Image: Public Domain
Globes really do make things so easy to visualize the big picture. But of course, we don't typically perceive the world at such scale, but rather locally. Needless to say, our common everyday experience provides a framework that makes it appealing to model the world – or at least our little region of it – as being flat. The map is a human invention that well precedes the arrival of the globe. There is a star chart painted on the walls of the Lascaux caves that has been dated to 16,500 BC. More down to earth, geographic maps of territory existed in even the most ancient times. Traditionally, maps whether they be rendered on cave walls, parchment, paper or computer screens, are flat. For a whole lot of reasons, it's easier that way. The word "map" itself comes from the Latin term Mappa mundi, mappa having the meaning of napkin or cloth, and mundi the world. The word "map" thereby became a shorthand term referring to any two-dimensional representation of the world.
Image: Public Domain
Maps are incredibly powerful tools, but among all the many advantages and utilities they afford, there is a downside. Any representation of the three-dimensional globe on a flat map is going to introduce some amount of distortion which invariably will increase as the area the map represents grows larger. One of the most crucial arts practiced by the geographer is the selection of an appropriate map projection to best accommodate the purpose a given map is designed to serve. A good geographer will choose a map projection that minimizes distortion of relevant geographic characteristics for an appropriate scale and extent. And whereas a geographic coordinate system is used to index a location on the globe, a projected coordinate system will be used to find locations on a map. On the globe, coordinates specified angular values, but map coordinates represent linear quantities, associated with units such as meters or nautical miles.
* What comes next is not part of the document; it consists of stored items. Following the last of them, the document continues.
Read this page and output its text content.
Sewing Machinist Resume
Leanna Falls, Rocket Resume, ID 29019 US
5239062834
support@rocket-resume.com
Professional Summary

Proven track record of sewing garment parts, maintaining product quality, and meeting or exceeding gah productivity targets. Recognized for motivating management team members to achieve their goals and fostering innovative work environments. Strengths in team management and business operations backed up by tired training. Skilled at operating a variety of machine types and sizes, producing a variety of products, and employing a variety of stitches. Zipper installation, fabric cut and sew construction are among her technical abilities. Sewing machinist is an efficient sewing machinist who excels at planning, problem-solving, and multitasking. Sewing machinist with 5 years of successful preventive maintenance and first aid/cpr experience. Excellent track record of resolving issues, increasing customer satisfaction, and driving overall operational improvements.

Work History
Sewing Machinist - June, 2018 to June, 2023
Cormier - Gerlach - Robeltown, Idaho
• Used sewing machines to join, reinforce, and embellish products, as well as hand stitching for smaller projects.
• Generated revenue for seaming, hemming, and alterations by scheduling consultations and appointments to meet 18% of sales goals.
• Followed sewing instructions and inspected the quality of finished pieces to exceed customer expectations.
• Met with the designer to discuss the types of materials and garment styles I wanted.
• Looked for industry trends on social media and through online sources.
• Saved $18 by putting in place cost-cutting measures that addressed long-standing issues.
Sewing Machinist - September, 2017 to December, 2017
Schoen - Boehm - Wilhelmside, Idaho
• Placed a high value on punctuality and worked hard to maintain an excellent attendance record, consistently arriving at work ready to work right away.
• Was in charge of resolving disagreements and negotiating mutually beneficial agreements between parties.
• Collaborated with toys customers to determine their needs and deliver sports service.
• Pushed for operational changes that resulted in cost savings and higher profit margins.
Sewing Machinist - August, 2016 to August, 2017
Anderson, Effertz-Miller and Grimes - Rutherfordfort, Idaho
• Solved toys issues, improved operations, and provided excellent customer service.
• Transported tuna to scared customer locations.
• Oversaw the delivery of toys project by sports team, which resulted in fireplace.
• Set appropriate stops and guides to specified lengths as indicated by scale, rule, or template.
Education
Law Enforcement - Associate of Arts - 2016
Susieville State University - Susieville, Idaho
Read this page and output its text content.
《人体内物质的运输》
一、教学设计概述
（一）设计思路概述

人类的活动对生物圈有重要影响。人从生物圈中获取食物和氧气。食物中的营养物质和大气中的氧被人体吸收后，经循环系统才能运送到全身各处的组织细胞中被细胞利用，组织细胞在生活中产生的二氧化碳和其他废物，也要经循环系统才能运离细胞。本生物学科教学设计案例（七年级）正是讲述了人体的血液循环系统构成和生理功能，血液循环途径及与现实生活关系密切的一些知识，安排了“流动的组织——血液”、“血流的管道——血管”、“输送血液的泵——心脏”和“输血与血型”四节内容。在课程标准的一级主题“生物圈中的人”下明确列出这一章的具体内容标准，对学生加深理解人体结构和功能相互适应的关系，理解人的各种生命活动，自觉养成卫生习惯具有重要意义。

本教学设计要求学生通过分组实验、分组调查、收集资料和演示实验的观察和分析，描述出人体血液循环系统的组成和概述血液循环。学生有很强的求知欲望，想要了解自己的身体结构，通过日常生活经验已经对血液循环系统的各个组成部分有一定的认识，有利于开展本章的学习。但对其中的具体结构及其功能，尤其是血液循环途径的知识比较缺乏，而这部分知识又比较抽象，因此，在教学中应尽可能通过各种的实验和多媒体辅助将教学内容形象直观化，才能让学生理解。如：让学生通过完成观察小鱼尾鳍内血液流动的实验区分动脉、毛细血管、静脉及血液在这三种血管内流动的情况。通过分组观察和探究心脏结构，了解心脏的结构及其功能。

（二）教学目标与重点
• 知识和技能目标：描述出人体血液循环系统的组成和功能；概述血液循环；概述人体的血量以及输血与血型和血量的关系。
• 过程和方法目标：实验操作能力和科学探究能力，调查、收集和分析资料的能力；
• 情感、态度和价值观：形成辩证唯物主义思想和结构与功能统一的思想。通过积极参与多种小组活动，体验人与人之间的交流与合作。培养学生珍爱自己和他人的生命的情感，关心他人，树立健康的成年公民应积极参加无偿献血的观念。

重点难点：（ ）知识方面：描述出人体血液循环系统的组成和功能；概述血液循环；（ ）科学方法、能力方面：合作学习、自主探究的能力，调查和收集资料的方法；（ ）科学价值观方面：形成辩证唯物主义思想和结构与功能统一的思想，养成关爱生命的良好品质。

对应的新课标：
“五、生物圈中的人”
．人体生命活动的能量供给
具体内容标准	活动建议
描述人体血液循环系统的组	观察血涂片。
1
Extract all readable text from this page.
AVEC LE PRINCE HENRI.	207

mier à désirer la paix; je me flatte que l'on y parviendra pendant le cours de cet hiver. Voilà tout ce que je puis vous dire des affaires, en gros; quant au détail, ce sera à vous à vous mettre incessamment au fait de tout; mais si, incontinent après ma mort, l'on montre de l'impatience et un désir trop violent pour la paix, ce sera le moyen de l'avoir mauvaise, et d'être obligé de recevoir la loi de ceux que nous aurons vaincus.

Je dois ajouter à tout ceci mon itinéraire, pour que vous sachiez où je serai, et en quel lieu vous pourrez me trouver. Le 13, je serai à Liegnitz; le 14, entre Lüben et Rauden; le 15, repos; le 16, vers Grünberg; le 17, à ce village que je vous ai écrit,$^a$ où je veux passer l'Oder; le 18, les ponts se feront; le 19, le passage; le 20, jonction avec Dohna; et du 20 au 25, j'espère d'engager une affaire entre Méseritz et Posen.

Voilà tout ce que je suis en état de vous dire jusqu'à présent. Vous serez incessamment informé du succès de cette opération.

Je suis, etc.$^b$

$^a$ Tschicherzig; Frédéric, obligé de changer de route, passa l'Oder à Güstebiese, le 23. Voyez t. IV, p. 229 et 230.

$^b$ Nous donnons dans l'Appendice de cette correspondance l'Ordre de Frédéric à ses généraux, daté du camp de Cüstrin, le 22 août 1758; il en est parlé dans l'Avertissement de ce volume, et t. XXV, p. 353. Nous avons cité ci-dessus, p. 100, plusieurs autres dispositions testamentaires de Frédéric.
Images by Stefan Kühn, CC BY-SA 3.0
The gold standard for geographic coordinate systems would seem to be the World Geodetic System, the latest revision of which goes by the shorthand WGS 84. This is the reference coordinate system used by the Global Positioning System, and is regularly used in applications that span cartography, geodesy and navigation. It is commonly represented by the European Petroleum Survey Group code EPSG:4326. It is this coordinate system that denominates features on global raster data sets such as Google Earth, Celestia and NASA World Wind. It is very easy to encounter data geospatially registered with this coordinate system.
It is very easy to forget that the simple act of viewing such data on a computer screen is in effect a distortion-inducing projection of the data and its geographic, spherically based coordinate system. Actually it's the simplest projection that there is, the plate carrée or geographic projection, which has been around for almost as long as globes have been. Basically, the projection lets longitude represent the x ordinate values and latitude the values along the y axis. The graticule thus forms a regular lattice of constantly spaced vertical straight lines mapping meridians perpendicularly crossed by constantly spaced horizontal lines representing parallels. This projection distorts both area and shape, rendering it of little use for most navigation or mapping applications. However, the advantage of such a particularly simple relationship between an x,y map coordinate – think image pixel – and a geographic location on Earth has made this geographic projection a standard of sorts for global raster data sets (such as those utilized by the previously mentioned Google Earth, Celestia and World Wind). Just keep in mind when dealing with a projection like this that the Earth is round; it's just convenient to sometimes imagine it as flat.